A common feature in plants that are exposed to gradual stressful environmental factors is the development of a level of resistance to such constraints, which sometimes protects against different stressful environmental conditions. The aim of this study was to assess a possible cross-resistance between water stress and high-temperature stress and to gain a better knowledge regarding the physiological basis for heat resistance. The study was performed in two bean varieties; Orfeo INIA (OI) and Arroz Tuscola (AT) are a stress-resistant and stress-sensitive variety, respectively. An increased heat resistance in OI but not in AT results from water stress as revealed by the oxygen-evolution rate at 38 °C and the thermal threshold for non-reversible damage that was assessed by the temperature-dependent increases in basal fluorescence (F0); higher values of both parameters were observed in the leaves of water-stressed plants when compared to the control OI plants. The heat-shock proteins HSP70, HSP60 and HSP24 do not seem to be involved in the water-stress-induced resistance to high temperature because no difference in their contents was found between the water-stressed and control plants. The important features in the water-stressed OI plants, which can resist higher temperatures, are the maintenance of the xanthophyll pigment contents compared to the control plants and in contrast to the sensitive AT plants, an increase in phosphatidylglycerol and a reduction in the unsaturation level of the thylakoid fatty acids. The results from the comparative analyses of the xanthophyll, lipid and fatty acid compositions in the chloroplasts of well-watered and water-stressed AT and OI plants are discussed in terms of their possible involvement in conferring resistance to high temperature in water-stressed bean leaves.

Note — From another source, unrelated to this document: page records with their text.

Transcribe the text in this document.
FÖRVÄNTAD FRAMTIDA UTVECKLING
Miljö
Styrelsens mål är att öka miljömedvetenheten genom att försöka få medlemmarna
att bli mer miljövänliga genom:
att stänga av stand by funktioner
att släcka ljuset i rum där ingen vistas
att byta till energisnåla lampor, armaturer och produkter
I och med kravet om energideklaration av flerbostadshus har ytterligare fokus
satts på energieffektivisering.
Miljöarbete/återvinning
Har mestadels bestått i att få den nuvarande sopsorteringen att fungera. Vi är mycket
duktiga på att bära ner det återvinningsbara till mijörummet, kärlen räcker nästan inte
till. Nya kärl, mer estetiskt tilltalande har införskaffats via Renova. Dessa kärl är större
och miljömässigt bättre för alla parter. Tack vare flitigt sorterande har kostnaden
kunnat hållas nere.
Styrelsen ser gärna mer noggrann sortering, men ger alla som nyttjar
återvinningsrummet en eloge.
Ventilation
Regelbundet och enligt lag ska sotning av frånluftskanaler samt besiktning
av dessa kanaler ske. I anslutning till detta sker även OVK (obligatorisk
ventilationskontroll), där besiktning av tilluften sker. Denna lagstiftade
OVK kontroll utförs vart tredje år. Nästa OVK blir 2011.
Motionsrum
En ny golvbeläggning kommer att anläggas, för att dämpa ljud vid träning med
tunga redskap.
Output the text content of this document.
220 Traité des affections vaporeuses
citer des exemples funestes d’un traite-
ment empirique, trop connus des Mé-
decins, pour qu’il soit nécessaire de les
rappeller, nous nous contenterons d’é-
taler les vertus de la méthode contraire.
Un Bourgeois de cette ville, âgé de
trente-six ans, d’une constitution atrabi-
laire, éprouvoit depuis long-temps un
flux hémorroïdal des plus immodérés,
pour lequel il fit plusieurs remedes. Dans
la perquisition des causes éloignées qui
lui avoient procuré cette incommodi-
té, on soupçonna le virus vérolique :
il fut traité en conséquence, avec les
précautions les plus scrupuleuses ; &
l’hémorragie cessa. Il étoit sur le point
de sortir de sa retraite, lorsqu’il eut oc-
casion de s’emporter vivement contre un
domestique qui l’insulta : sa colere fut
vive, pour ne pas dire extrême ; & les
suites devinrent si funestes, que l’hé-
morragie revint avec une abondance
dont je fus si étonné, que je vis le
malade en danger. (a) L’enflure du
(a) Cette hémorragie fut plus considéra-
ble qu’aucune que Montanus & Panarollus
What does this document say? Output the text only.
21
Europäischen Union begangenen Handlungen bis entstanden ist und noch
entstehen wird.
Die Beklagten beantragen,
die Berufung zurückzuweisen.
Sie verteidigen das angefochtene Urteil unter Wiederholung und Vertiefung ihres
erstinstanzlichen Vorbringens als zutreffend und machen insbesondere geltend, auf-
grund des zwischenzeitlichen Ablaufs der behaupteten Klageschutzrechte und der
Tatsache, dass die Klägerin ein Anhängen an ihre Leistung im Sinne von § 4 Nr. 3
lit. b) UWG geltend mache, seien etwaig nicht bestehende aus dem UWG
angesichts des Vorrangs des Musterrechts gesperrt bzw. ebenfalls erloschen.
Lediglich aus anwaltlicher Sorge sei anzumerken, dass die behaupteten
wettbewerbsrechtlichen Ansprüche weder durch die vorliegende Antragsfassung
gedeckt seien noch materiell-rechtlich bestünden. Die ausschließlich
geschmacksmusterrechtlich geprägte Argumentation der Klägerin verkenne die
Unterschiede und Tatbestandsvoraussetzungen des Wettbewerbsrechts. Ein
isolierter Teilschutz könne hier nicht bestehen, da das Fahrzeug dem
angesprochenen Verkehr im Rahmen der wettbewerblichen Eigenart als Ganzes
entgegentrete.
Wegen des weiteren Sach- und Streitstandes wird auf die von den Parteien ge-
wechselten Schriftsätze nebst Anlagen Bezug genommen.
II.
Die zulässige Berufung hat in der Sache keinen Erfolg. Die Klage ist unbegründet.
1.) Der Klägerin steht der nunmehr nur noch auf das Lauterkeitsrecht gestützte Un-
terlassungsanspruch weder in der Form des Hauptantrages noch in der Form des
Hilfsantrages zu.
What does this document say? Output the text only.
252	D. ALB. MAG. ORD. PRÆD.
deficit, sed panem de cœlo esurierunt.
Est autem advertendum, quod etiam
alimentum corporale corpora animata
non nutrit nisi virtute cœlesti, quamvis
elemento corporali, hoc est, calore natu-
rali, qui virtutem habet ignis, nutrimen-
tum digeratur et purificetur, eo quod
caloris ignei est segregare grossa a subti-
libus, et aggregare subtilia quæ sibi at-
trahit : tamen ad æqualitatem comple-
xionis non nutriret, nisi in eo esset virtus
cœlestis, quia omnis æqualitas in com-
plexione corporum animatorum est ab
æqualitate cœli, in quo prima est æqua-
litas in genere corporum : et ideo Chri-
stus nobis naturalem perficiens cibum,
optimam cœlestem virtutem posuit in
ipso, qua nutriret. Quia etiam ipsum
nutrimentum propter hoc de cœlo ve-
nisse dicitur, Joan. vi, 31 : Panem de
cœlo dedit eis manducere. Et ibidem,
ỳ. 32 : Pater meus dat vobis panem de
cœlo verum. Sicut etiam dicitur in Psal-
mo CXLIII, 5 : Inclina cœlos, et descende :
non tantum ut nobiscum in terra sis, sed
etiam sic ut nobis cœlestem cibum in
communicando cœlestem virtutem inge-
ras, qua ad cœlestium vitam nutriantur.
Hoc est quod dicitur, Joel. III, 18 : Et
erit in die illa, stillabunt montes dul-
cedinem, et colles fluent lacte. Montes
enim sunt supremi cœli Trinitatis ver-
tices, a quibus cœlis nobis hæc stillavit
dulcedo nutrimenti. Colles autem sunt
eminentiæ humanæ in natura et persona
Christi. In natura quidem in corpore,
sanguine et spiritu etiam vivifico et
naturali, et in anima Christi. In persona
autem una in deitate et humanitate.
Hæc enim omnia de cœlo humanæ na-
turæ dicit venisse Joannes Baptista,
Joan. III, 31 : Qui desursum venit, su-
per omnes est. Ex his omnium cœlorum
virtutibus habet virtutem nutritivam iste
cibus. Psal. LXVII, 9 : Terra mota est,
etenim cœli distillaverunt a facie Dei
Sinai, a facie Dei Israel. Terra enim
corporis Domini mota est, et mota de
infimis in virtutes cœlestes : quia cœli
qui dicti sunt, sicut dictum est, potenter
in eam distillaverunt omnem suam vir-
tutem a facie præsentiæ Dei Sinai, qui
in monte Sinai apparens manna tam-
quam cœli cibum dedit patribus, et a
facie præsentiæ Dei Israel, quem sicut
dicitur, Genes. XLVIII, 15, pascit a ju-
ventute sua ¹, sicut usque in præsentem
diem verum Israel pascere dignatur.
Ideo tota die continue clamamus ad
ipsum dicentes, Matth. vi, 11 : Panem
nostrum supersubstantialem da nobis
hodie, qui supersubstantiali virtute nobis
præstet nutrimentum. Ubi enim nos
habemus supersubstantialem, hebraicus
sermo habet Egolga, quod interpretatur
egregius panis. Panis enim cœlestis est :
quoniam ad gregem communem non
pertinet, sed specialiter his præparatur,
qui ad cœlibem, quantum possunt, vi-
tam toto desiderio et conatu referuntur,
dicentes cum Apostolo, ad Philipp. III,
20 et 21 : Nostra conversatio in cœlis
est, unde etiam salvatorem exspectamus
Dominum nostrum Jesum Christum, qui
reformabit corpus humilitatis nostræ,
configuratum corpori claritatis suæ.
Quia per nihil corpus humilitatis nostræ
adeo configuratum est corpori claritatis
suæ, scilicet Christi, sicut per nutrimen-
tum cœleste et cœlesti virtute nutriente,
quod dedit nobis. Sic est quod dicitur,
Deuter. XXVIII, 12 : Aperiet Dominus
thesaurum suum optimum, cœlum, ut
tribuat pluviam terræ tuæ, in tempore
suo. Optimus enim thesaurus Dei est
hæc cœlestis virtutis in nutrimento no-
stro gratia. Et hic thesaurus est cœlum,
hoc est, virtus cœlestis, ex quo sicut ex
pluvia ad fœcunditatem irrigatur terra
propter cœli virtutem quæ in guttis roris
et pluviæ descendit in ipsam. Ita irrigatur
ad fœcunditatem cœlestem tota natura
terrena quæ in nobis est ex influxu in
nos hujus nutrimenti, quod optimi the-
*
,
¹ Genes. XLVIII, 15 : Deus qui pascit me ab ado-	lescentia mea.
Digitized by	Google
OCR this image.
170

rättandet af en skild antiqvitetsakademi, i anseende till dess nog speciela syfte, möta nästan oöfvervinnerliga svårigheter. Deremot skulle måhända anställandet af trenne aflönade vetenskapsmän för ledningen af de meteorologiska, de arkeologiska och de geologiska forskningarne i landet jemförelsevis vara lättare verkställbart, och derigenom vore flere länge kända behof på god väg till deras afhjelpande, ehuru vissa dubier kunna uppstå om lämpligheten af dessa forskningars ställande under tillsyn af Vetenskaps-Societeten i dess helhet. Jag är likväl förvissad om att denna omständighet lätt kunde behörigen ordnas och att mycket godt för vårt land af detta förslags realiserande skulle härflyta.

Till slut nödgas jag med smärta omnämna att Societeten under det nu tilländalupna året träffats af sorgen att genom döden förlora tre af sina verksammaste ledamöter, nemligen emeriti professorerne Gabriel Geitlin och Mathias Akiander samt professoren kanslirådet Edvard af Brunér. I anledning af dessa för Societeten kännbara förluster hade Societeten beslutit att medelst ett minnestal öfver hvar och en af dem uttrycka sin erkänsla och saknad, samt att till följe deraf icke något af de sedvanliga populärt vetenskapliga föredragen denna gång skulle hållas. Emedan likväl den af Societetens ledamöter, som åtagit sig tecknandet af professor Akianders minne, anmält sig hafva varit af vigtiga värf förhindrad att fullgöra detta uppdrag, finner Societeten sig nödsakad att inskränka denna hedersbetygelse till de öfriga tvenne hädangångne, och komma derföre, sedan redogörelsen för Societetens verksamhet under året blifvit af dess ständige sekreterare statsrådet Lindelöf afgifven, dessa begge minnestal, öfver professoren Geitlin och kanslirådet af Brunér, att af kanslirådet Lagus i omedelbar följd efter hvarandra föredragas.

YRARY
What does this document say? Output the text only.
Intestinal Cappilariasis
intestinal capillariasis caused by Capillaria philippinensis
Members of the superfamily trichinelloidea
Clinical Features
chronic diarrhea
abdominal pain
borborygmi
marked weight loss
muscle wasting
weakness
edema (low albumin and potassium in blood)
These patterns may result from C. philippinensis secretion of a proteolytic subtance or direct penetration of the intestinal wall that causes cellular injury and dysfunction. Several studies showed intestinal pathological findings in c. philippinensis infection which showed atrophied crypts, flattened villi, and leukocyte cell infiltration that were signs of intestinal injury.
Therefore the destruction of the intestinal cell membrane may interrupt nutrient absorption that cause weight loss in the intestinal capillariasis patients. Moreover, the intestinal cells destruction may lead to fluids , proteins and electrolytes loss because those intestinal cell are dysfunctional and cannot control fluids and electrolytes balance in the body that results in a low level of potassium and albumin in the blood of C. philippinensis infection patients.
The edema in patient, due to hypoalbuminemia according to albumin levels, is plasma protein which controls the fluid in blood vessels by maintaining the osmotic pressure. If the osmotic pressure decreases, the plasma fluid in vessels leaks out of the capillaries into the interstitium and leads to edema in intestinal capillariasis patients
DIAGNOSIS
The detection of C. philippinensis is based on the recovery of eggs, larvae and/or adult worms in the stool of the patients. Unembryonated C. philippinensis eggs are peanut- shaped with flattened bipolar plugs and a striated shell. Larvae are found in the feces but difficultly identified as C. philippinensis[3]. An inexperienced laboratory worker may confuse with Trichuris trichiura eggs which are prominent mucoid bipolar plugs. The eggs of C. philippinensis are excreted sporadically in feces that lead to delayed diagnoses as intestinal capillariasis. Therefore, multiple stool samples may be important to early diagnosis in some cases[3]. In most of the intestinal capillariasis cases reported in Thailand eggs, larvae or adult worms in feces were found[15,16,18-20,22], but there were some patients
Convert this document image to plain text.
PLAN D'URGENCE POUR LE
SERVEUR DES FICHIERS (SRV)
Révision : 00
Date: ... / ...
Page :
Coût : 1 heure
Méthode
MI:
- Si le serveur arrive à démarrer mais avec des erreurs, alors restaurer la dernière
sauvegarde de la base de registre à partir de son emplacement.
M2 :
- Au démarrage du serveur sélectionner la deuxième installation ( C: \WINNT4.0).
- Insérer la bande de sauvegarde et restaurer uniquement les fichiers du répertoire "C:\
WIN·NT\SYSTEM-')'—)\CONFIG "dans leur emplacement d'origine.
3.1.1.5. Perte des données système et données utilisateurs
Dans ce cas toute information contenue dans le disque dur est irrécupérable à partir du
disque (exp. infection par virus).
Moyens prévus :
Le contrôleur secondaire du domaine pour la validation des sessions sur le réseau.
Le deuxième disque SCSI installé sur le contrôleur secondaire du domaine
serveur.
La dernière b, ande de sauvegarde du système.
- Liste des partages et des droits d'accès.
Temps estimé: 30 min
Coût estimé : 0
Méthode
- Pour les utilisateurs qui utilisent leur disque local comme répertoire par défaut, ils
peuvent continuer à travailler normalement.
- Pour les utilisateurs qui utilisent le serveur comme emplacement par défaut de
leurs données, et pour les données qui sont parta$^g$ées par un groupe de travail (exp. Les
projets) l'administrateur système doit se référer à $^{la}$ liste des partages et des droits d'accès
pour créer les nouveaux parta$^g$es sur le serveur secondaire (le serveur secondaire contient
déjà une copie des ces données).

► Water stress induces tolerance to high temperature in beans, as observed by oxygen evolution under non-photorespiratory conditions at 38 °C.
► Water stress induces an increase in temperature threshold for non-reversible damage, in OI, a stress resistant variety.
► Heat resistance does not depend on Heat Shock Proteins like HSP24, HSP60 or HSP70.
► Water stressed OI plants, maintains the xanthophyll pigments content in thylakoids, compared to control.
► Leaves from water stressed OI plants have higher PG lipid content and reduced unsaturation levels of the thylakoid fatty acids.